Re: Create a new ACTIVITY_FETCH from a transformation

Posted by Gustavo Beneitez <gu...@gmail.com>.

Hi Karl,

I made a quick picture of what I really need (attached)

 Certain URLs coming from repository could be split into two: URL1 and
URL2.

Normal flow acts as only one is present, URL, but writing a new transform I
could realise also that there is another one: URL2.
My complain now is: "well, I have URL2 , how can then inject it to the flow
in order to become a new URL from the repository (and then fetched,
processed and ingested like others do)?".

Thanks.



El jue., 26 jul. 2018 a las 0:35, Karl Wright (<da...@gmail.com>)
escribió:

> The crawled URL is transmitted as part of the RepositoryDocument object to
> the output connector.  If this is going to Solr, it's used as the
> document's ID.  You can therefore customize Solr (or ElasticSearch) to
> extract the data you need at the indexing end.
>
> If this doesn't make any sense to you, then please be more specific about
> what the disposition of each crawled document is.
>
> Thanks,
> Karl
>
>
> On Wed, Jul 25, 2018 at 5:57 PM Gustavo Beneitez <
> gustavo.beneitez@gmail.com>
> wrote:
>
> > Hi all,
> >
> > I need to extract and analyse crawled urls because they may contain
> certain
> > parameters such as "?redirectURL=" that could point to new Documents to
> be
> > fetched and indexed.
> >
> > First I was trying to create a subclass that extends
> >
> > public class RedirectExtractor extends
> > org.apache.manifoldcf.agents.transformation.BaseTransformationConnector
> >
> > and add a "RedirectExtractor" transformation step to the fetch process in
> > ManifoldCF, but it only allows me to modify current Document, not to
> create
> > a new FETCH from the extracted parameter.
> >
> > I was investigating manifoldCF source code and I found something that may
> > be in hand
> >
> > activities.recordActivity(null,ACTIVITY_FETCH,
> >                 null,urlValue,Integer.toString(-2),"Robots
> > exclusion",null);
> >
> > from the IProcessActivity interface, which is used by the Connectors.

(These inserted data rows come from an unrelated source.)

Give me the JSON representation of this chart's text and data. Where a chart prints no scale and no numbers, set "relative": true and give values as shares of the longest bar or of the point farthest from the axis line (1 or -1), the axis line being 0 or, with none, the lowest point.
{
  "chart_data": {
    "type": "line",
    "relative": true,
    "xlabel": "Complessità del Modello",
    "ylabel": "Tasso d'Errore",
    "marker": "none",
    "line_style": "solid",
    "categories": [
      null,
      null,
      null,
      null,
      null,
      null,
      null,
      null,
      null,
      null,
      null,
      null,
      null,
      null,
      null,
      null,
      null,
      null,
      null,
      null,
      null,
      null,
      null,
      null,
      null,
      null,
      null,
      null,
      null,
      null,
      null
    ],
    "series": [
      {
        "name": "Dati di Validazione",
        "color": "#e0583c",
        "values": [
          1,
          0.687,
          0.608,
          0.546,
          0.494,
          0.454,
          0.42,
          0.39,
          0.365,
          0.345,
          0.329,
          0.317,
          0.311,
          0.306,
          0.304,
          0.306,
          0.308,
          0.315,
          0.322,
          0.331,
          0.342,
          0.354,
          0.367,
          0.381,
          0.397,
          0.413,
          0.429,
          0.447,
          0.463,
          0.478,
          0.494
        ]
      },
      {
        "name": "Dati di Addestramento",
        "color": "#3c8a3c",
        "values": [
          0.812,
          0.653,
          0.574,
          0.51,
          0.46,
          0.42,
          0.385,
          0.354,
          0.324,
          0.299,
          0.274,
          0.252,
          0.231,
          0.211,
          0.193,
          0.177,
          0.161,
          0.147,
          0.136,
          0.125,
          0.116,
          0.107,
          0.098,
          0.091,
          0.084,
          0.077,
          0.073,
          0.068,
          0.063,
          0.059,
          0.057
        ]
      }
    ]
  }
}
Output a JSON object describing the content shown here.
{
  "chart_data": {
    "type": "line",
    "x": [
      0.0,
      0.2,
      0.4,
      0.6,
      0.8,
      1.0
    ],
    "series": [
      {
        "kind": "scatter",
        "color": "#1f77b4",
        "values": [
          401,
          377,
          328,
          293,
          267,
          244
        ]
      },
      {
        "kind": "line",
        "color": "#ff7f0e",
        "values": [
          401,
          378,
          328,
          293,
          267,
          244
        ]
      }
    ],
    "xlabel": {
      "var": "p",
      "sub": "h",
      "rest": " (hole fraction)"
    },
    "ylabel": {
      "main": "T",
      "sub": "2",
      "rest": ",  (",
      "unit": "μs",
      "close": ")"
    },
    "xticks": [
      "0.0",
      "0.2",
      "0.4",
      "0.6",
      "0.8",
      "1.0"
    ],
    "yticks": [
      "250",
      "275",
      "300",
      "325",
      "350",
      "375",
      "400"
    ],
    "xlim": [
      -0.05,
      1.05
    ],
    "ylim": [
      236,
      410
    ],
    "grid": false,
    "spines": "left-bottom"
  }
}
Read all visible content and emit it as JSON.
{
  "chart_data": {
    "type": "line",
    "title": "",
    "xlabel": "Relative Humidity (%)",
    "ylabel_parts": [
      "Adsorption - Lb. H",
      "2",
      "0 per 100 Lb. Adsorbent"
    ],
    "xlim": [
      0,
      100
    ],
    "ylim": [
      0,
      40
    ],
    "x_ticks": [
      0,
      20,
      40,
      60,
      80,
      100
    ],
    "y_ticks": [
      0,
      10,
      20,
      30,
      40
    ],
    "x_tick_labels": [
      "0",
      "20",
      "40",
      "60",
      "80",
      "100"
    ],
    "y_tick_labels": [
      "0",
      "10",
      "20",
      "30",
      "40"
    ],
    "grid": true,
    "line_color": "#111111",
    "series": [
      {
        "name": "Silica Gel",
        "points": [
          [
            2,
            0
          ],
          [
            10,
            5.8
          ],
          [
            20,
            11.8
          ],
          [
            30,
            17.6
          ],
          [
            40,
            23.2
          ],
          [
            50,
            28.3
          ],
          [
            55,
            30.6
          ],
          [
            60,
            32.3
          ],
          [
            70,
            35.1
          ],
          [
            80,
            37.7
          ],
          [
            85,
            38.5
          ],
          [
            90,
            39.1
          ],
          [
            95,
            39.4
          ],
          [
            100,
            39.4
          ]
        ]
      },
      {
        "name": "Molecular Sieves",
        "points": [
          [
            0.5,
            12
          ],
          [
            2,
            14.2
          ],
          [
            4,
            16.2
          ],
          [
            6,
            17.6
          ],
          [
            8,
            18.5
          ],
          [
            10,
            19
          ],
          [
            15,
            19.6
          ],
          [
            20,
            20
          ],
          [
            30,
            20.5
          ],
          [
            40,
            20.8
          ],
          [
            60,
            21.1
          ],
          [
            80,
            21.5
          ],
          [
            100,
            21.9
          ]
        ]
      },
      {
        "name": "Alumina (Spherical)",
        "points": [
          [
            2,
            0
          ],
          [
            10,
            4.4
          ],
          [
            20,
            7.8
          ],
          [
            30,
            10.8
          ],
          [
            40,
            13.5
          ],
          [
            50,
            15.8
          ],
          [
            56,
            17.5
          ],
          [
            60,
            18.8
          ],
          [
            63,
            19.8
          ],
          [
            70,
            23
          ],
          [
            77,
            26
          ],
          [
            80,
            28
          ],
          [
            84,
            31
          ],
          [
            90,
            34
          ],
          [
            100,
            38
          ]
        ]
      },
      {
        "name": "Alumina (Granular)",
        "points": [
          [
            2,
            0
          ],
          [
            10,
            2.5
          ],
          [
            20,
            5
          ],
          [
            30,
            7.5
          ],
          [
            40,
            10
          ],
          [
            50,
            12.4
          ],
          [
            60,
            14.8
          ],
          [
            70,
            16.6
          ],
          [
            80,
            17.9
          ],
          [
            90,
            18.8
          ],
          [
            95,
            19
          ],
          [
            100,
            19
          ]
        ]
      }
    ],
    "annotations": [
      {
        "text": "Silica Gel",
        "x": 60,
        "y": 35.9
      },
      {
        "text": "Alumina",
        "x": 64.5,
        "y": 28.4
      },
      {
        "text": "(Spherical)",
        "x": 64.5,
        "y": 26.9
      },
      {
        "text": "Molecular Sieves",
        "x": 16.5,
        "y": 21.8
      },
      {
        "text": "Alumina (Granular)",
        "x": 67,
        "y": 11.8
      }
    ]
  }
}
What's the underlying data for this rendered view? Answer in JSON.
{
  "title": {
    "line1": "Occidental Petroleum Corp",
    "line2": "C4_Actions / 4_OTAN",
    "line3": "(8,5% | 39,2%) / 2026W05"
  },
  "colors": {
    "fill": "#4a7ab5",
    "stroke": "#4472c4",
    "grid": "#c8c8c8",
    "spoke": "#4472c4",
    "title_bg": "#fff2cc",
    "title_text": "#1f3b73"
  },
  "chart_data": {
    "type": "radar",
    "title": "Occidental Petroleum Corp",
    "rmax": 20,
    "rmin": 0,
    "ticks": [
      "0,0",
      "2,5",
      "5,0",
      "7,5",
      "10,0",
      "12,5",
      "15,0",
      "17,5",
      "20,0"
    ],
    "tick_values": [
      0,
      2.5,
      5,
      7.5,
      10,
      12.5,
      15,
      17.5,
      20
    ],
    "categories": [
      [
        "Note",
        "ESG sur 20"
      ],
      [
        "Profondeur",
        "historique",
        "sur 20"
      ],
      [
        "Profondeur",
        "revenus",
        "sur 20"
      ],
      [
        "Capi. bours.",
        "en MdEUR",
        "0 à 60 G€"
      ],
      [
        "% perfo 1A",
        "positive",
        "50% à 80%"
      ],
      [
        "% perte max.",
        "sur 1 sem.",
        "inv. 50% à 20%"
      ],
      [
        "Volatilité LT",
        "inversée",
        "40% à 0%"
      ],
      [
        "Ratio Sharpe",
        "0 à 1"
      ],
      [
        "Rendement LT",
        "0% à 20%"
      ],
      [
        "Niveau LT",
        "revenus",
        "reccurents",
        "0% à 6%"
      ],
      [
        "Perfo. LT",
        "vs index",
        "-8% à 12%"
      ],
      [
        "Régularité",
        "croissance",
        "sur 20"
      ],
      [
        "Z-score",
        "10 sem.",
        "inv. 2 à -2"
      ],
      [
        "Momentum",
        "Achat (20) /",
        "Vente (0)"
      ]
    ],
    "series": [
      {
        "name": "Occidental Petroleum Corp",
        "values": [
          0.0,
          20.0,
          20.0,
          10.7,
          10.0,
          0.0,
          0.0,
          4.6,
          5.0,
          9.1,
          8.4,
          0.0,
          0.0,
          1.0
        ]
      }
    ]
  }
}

I
> > didn't want to create a new connector since it is a bit complex but, do
> you
> > see an alternative or this is the only way?
> >
> > Thanks in advance.
> >
>

Re: Create a new ACTIVITY_FETCH from a transformation

Posted by Karl Wright <da...@gmail.com>.

The crawled URL is transmitted as part of the RepositoryDocument object to
the output connector.  If this is going to Solr, it's used as the
document's ID.  You can therefore customize Solr (or ElasticSearch) to
extract the data you need at the indexing end.

If this doesn't make any sense to you, then please be more specific about
what the disposition of each crawled document is.

Thanks,
Karl

On Wed, Jul 25, 2018 at 5:57 PM Gustavo Beneitez <gu...@gmail.com>
wrote:

> Hi all,
>
> I need to extract and analyse crawled urls because they may contain certain
> parameters such as "?redirectURL=" that could point to new Documents to be
> fetched and indexed.
>
> First I was trying to create a subclass that extends
>
> public class RedirectExtractor extends
> org.apache.manifoldcf.agents.transformation.BaseTransformationConnector
>
> and add a "RedirectExtractor" transformation step to the fetch process in
> ManifoldCF, but it only allows me to modify current Document, not to create
> a new FETCH from the extracted parameter.
>
> I was investigating manifoldCF source code and I found something that may
> be in hand
>
> activities.recordActivity(null,ACTIVITY_FETCH,
>                 null,urlValue,Integer.toString(-2),"Robots
> exclusion",null);
>
> from the IProcessActivity interface, which is used by the Connectors. I
> didn't want to create a new connector since it is a bit complex but, do you
> see an alternative or this is the only way?
>
> Thanks in advance.
>